1. Forecast salesThree years of historical sales data was gathered for 500 of the world's biggest mobile operator brands. The top 100 brands have been given indefinite lives as they are all market leaders, with heritage and financially robust owners. The compound annual growth rate (CAGR) is adjusted to reflect the brand's long term ability for growth. This reflects more accurately a brand's growth prospects based on its current and historical performance.

2. Royalty rateTo determine the strength of the brands, each brand was scored on nine measures of brand strength, provided from qualitative panel data. This included share of market, growth, price positioning, market scope, preference, awareness, relevance, heritage and perception.

Each brand was also measured on three years of hard data including turnover, subscriptions, churn, market share, growth, penetration, average revenue per user (ARPU), and profitability. The average of these two total scores (panel brand score and hard brand score) was then positioned between a royalty rate range. This determines a unique royalty rate for each brand.

The royalty rate appears to be a simple percentage but in fact this hides the depth of understanding required to determine a rate that reflects accurately the profit/cash flow generated by the brand alone - separate from other elements of product delivery.

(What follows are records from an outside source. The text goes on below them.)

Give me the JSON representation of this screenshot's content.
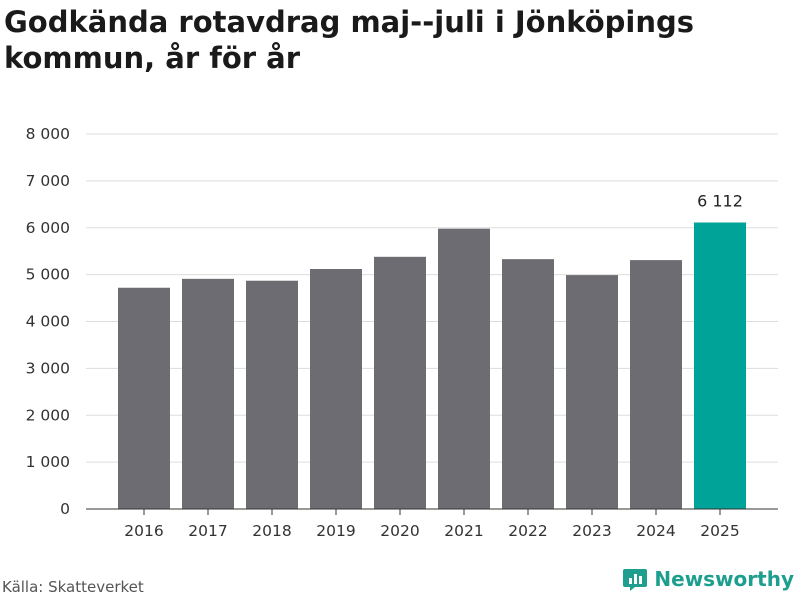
{
  "title": "Godkända rotavdrag maj--juli i Jönköpings kommun, år för år",
  "source": "Källa: Skatteverket",
  "brand": {
    "name": "Newsworthy",
    "logo_icon": "bar-chart-logo-icon",
    "color": "#1e9e8e"
  },
  "colors": {
    "bar": "#6d6c72",
    "highlight": "#00a398",
    "grid": "#dddddd"
  },
  "chart_data": {
    "type": "bar",
    "title": "Godkända rotavdrag maj--juli i Jönköpings kommun, år för år",
    "xlabel": "",
    "ylabel": "",
    "categories": [
      "2016",
      "2017",
      "2018",
      "2019",
      "2020",
      "2021",
      "2022",
      "2023",
      "2024",
      "2025"
    ],
    "values": [
      4720,
      4910,
      4870,
      5120,
      5380,
      5980,
      5330,
      4990,
      5310,
      6112
    ],
    "ylim": [
      0,
      8000
    ],
    "yticks": [
      0,
      1000,
      2000,
      3000,
      4000,
      5000,
      6000,
      7000,
      8000
    ],
    "ytick_labels": [
      "0",
      "1 000",
      "2 000",
      "3 000",
      "4 000",
      "5 000",
      "6 000",
      "7 000",
      "8 000"
    ],
    "highlight_index": 9,
    "data_labels": [
      {
        "index": 9,
        "text": "6 112"
      }
    ],
    "grid": true,
    "legend": "none"
  }
}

3. Discount rate: Future sales are then multiplied by the royalty rate and reduced at the relevant tax rate. They are then multiplied by a discount rate to calculate the net present value of those future cash flows. The discount rate reflects the time value and risk attached to those cash flows and for the purpose of this exercise has been left at a flat 9% as these are relatively low-risk, established brands.

Testing: Results are tested and verified by sense-checks, such as to comparable commercial transactions, and referenced to proprietary information on the value of leading brands, which all share similar characteristics of value cash flow generation. These valuations are based on an analysis of publicly available information and do not necessary reflect true past or future performance."